7 thoughts on “How To Afford a Bentley”

  1. This picture is humorous because the title is ‘how to afford a bentley’ which is an expensive car, and the number plate of the car in the picture is similar to the words ‘no kids’. Suggesting not having kids makes it easier to afford see bentley, as you’re not spending you disposable income on sed children

  2. O M G you are soooo funny. Not.

  3. I doubt there are many people whose disposable income compiled would allow them to afford Bentley (and I mean not only buying it, which could be accomplished by relatively many, but upkeeping, maintianing it and pouring gasoline in it, since it was made as un-economical as possible).
    Hence without kids, you’ll most probably end up without Benley and kids.

  4. Only Americans can afford concrete parking lots.
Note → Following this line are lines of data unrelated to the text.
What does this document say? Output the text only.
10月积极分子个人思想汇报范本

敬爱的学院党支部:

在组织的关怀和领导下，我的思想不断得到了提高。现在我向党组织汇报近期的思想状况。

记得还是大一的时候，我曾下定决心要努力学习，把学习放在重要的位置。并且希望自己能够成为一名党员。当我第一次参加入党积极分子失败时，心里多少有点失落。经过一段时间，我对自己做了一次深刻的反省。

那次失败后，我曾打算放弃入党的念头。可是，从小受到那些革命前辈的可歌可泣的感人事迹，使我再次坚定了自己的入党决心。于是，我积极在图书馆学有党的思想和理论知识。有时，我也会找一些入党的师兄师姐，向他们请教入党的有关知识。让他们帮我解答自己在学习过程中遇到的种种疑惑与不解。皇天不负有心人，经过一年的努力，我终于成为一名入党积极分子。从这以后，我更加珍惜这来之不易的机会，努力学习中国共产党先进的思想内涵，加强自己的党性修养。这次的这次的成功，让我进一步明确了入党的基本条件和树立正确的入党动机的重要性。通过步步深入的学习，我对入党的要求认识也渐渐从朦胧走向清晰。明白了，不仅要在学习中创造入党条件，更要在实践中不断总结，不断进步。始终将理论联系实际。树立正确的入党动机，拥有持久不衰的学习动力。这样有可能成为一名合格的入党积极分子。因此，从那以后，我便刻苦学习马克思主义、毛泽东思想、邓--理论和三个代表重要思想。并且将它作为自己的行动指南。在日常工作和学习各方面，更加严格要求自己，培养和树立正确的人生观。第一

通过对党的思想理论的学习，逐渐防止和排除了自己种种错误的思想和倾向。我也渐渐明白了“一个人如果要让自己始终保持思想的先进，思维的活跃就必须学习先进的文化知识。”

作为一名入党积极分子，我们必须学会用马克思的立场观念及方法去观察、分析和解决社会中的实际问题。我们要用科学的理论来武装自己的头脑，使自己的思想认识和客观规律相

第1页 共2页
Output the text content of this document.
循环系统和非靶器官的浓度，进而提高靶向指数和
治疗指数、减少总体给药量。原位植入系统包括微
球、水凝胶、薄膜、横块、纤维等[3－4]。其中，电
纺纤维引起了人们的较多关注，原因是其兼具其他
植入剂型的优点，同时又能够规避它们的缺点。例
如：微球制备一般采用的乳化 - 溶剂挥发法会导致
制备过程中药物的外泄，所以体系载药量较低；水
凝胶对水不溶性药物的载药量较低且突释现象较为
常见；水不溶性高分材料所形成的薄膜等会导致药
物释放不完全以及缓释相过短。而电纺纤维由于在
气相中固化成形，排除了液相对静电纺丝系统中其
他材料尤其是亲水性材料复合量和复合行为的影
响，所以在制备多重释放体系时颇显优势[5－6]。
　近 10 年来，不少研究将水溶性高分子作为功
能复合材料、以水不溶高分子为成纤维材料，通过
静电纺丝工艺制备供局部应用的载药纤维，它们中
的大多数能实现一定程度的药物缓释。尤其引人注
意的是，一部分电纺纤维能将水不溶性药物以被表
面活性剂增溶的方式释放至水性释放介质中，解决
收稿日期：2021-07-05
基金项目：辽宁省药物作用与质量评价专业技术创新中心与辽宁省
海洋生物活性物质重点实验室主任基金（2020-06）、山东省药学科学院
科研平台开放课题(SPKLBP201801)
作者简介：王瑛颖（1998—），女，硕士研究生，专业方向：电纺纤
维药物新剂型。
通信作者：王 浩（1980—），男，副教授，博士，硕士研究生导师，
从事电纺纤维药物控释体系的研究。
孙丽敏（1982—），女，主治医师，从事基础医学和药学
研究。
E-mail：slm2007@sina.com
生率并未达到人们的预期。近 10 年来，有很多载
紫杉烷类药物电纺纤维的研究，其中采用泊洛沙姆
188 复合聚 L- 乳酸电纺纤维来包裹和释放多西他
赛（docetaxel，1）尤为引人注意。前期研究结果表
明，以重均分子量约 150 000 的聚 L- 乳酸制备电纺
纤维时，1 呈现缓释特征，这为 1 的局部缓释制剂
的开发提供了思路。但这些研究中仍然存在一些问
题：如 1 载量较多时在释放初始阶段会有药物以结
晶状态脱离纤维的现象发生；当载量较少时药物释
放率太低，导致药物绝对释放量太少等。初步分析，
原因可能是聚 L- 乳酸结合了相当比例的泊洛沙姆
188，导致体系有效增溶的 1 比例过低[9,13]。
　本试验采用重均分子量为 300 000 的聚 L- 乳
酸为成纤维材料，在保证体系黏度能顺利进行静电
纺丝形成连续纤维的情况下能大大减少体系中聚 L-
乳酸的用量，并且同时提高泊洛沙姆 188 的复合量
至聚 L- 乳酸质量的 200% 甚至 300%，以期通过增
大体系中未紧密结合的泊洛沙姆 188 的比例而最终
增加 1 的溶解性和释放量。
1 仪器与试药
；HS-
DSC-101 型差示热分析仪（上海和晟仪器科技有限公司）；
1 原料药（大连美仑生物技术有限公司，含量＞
  5. Interesting point, your post made me google up the benefits of a concrete parking lot and I found this:
    -Asphalt is similar to concrete except that rather than using portland cement it uses liquid asphalt as the binder. Liquid asphalt is a residue left over from refining crude oil to make gasoline. According to the Bureau of Labor Statistics, the price of liquid asphalt has increased 250% in the past 5 years, leading to a doubling of asphalt paving costs. Not only that, improvements in refining techniques mean that today only 10% of a barrel of oil ends up as liquid asphalt when in the past that was as high as 40%. This has led to severe asphalt shortages. According to an Associated Press article, more than 20 Colorado road projects and others in Washington state have been delayed simply due to asphalt shortages.
    -Maintenance costs for concrete are nearly zero—only some joint sealing and annual cleaning. Asphalt parking lots need to be coated with liquid asphalt every few years and be completely resurfaced every 10 years or less. This means no business interruptions with concrete parking.
    -Concrete surfaces are much lighter colored, meaning that lighting costs can be reduced—you can eliminate 3 of 10 light fixtures and still have the same level of lighting, according to Vance Pool of the National Ready Mixed Concrete Association. This creates a safer parking lot and also reduces energy costs.
    -The lighter color also results in a lower temperature for the parking area during the summer, reducing the heat-island effect and lowering cooling costs for adjacent buildings. According to Pool, ambient air temperatures above a concrete parking lot can be as much as 10° cooler than an asphalt lot.
    -Concrete pavements can carry heavy loads without rutting or developing potholes. With concrete’s rigidity and high strength it takes only a 5-inch thick pavement to provide the same load-carrying capacity as 8 inches of asphalt.
    -Concrete parking lots can be colored and textured to meet the owner’s desires.
    -Concrete parking lots are green—runoff is low toxicity and cooler than from asphalt surfaces and the concrete can contain recycled materials (fly ash, slag, recycled concrete aggregate). All this can yield LEED credits.
    -Over the typical 20-year life of a parking lot, concrete will have very little maintenance expense while maintenance for an asphalt lot will be as much as 80% of the initial construction cost. On one Florida project, asphalt was shown to be twice the cost of a concrete lot over 20

  6. That was awesome

  7. I’ve heard the average kid costs 100 grand… although the mean could be quite a bit lower… so if you don’t have 2 or 3 kids and put all that money into car payments there it is.